What is Stratospheric Aerosol Injection (SAI)?

  • Delivery of precursor sulfide gases such as sulfuric acid, hydrogen sulfide (H2S) or sulfur dioxide (SO2) into the stratosphere.
  • How: It would involve the use of huge hoses, cannons or specially designed aircraft to spray large quantities of Sulphate particles into the upper layer of the atmosphere to act as a reflective barrier against sunlight.
  • Less sunlight will help in decreasing the temperature of the Earth.
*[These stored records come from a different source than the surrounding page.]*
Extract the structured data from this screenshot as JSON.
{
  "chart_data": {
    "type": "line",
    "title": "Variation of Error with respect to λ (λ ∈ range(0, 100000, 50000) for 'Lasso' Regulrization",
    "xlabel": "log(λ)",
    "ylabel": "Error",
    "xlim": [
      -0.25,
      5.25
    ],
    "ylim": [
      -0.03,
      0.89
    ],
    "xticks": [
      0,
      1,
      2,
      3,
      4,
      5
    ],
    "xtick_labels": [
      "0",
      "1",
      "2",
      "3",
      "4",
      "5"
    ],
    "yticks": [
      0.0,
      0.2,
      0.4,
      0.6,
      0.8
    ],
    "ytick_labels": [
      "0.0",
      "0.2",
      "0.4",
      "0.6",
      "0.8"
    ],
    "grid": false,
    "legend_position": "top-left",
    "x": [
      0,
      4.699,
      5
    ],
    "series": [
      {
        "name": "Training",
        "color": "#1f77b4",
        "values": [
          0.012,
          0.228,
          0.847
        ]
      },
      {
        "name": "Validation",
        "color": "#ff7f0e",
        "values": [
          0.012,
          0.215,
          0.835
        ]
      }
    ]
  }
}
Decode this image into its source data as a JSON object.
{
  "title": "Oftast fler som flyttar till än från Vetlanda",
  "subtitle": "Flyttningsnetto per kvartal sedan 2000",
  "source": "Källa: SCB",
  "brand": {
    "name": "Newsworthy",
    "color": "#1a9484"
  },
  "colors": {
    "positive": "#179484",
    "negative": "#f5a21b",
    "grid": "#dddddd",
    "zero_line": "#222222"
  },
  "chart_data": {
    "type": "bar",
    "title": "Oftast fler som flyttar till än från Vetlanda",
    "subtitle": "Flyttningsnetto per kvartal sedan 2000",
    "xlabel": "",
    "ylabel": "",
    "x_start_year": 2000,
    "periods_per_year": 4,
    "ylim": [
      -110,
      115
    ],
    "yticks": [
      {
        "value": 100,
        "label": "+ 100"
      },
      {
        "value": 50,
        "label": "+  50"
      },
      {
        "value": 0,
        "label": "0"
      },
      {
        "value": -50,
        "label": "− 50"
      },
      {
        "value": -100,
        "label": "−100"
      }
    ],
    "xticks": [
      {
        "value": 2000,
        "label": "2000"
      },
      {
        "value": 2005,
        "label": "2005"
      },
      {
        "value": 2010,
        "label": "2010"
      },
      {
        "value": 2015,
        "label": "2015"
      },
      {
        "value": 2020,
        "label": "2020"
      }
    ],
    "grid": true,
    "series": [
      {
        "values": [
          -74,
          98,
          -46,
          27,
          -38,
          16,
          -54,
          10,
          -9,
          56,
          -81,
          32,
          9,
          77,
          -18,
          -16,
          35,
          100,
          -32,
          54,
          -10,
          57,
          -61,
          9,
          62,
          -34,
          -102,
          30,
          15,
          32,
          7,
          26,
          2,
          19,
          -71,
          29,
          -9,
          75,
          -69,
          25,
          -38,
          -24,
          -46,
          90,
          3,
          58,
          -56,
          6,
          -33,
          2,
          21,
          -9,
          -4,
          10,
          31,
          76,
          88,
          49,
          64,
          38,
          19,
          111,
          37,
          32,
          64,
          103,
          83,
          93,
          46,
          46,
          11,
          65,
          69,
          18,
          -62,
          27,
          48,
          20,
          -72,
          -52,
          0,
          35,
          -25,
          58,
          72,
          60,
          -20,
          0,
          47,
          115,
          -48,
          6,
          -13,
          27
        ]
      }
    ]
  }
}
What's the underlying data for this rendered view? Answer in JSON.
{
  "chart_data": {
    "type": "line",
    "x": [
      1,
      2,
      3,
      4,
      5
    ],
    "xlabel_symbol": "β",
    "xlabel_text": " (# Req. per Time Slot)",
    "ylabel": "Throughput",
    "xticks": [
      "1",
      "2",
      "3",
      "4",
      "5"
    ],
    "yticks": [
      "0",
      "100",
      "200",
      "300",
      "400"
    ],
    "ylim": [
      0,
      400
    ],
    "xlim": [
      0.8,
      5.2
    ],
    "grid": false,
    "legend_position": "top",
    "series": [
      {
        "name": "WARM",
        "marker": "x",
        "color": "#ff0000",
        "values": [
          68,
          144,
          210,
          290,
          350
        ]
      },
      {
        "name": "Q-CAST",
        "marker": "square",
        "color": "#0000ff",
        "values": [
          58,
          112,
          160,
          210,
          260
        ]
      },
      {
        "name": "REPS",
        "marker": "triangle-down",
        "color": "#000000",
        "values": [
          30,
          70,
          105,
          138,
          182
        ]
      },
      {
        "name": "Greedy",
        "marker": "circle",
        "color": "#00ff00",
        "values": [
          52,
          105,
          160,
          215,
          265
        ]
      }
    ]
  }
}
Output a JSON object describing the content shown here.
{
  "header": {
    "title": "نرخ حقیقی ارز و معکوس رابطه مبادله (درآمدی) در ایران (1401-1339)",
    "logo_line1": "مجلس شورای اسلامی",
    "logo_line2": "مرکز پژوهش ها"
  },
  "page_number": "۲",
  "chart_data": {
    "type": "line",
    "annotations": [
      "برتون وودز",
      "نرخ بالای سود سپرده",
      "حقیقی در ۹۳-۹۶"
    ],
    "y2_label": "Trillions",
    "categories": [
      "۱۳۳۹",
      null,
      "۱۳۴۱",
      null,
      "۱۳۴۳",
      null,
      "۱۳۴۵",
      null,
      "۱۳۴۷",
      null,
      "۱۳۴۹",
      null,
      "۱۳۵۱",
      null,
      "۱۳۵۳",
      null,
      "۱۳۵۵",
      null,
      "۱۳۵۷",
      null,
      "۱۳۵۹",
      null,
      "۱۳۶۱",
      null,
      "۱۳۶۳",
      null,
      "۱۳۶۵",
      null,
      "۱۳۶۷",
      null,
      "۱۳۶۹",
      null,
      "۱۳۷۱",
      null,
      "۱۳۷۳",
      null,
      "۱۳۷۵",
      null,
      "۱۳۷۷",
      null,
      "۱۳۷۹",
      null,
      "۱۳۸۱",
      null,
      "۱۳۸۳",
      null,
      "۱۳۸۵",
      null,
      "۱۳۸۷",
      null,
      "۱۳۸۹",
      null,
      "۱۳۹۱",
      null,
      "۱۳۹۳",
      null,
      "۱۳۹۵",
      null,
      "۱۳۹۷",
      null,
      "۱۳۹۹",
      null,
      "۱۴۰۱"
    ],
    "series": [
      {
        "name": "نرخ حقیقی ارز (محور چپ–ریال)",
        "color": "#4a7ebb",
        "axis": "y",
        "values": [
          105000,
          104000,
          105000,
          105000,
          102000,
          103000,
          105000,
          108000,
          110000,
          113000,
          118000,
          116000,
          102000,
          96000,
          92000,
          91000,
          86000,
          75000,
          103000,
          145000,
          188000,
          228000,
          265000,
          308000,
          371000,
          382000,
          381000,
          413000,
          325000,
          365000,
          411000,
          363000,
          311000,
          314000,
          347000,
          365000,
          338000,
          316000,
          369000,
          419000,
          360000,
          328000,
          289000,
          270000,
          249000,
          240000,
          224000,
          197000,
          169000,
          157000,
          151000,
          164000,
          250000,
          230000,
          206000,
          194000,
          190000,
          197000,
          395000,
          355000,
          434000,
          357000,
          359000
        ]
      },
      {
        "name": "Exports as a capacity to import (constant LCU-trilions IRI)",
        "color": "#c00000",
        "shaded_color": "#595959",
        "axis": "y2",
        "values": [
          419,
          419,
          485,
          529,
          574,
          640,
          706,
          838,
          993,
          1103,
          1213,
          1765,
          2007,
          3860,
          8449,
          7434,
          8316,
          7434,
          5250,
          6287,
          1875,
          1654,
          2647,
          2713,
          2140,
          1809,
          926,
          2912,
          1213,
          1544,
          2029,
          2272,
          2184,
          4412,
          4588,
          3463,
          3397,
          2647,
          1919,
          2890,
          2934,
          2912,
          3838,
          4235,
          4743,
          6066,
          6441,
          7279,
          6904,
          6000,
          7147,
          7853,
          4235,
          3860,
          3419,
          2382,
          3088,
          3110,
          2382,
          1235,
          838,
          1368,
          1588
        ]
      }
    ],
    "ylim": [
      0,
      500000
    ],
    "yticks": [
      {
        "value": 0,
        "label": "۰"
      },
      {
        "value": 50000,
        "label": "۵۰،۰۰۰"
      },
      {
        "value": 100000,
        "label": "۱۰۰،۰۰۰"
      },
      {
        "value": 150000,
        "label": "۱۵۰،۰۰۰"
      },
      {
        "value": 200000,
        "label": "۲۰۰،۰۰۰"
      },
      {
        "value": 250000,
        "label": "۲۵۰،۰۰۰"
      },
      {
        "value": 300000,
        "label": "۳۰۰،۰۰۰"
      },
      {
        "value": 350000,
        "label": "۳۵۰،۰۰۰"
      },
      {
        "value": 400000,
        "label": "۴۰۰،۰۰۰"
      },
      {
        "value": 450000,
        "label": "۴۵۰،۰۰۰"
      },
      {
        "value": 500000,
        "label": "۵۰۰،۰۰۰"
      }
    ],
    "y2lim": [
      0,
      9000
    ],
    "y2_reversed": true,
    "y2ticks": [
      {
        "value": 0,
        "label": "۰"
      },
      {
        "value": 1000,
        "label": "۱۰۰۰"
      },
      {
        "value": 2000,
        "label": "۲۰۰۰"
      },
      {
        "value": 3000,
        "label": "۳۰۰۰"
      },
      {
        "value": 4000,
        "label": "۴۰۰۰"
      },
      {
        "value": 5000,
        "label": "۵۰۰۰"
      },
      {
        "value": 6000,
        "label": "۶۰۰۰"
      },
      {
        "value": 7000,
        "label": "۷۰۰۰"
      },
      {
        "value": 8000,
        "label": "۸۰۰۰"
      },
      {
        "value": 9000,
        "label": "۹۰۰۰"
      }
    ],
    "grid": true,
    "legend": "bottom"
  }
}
What are Stratospheric Sulphur Aerosols?

  • Stratospheric sulfur aerosols are sulfur-rich particles which exist in the stratosphere region of the Earth’s atmosphere. The layer of the atmosphere in which they exist is known as the Junge layer, or simply the stratospheric aerosol layer.
  • These particles consist of a mixture of sulfuric acid and water. They are created naturally, such as by photochemical decomposition of sulfur-containing gases, e.g. carbonyl sulfide.
  • Sulfur aerosols are common in the troposphere as a result of pollution with sulfur dioxide from burning coal, and from natural processes.
  • Volcanoes are a major source of particles in the stratosphere as the force of the volcanic eruption propels sulfur-containing gases into the stratosphere.
  • This method would mimic what large volcanoes do.

Example:

  • In 1991, Mount Pinatubo erupted in the Philippines. It was the second largest eruption of the 20th century, according to the United States Geological Survey (USGS).
  • In total, the eruption injected 20 million tons of sulfur dioxide aerosols into the stratosphere.
  • USGS said the Earth's lower atmosphere temperature dropped by approximately 1-degree Fahrenheit.
  • The effect only lasted a couple of years because the sulfates eventually fell to Earth.

What is aerosol formation?

  • Primary aerosol formation, also known as homogeneous aerosol formation, results when gaseous SO2 combines with oxygen and water to form aqueous sulfuric acid (H2SO4).
  • This acidic liquid solution is in the form of a vapor and condenses onto particles of solid matter, either meteoritic in origin or from dust carried from the surface to the stratosphere.
  • Secondary or heterogeneous aerosol formation occurs when H2SO4 vapor condenses onto existing aerosol particles.
  • Existing aerosol particles or droplets also run into each other, creating larger particles or droplets in a process known as coagulation.
  • Warmer atmospheric temperatures also lead to larger particles.
  • These larger particles would be less effective at scattering sunlight because the peak light scattering is achieved by particles with a diameter of 0.3 μm.

Arguments in favour of this technique:

  • Mimics a natural process.
  • Technologically feasible.
  • Inexpensive
  • Efficiency is higher

Risks associated:

  • Scientists have said SAI could cause droughts or extreme weather in other parts of the world.
  • SAI could harm crop yields as well as potential public health and governance issues.
  • It also does not address the issue of rising carbon dioxide emissions, the main greenhouse gas blamed for global warming.
  • Lifespan of aerosols: Tropospheric sulfur aerosols are short lived.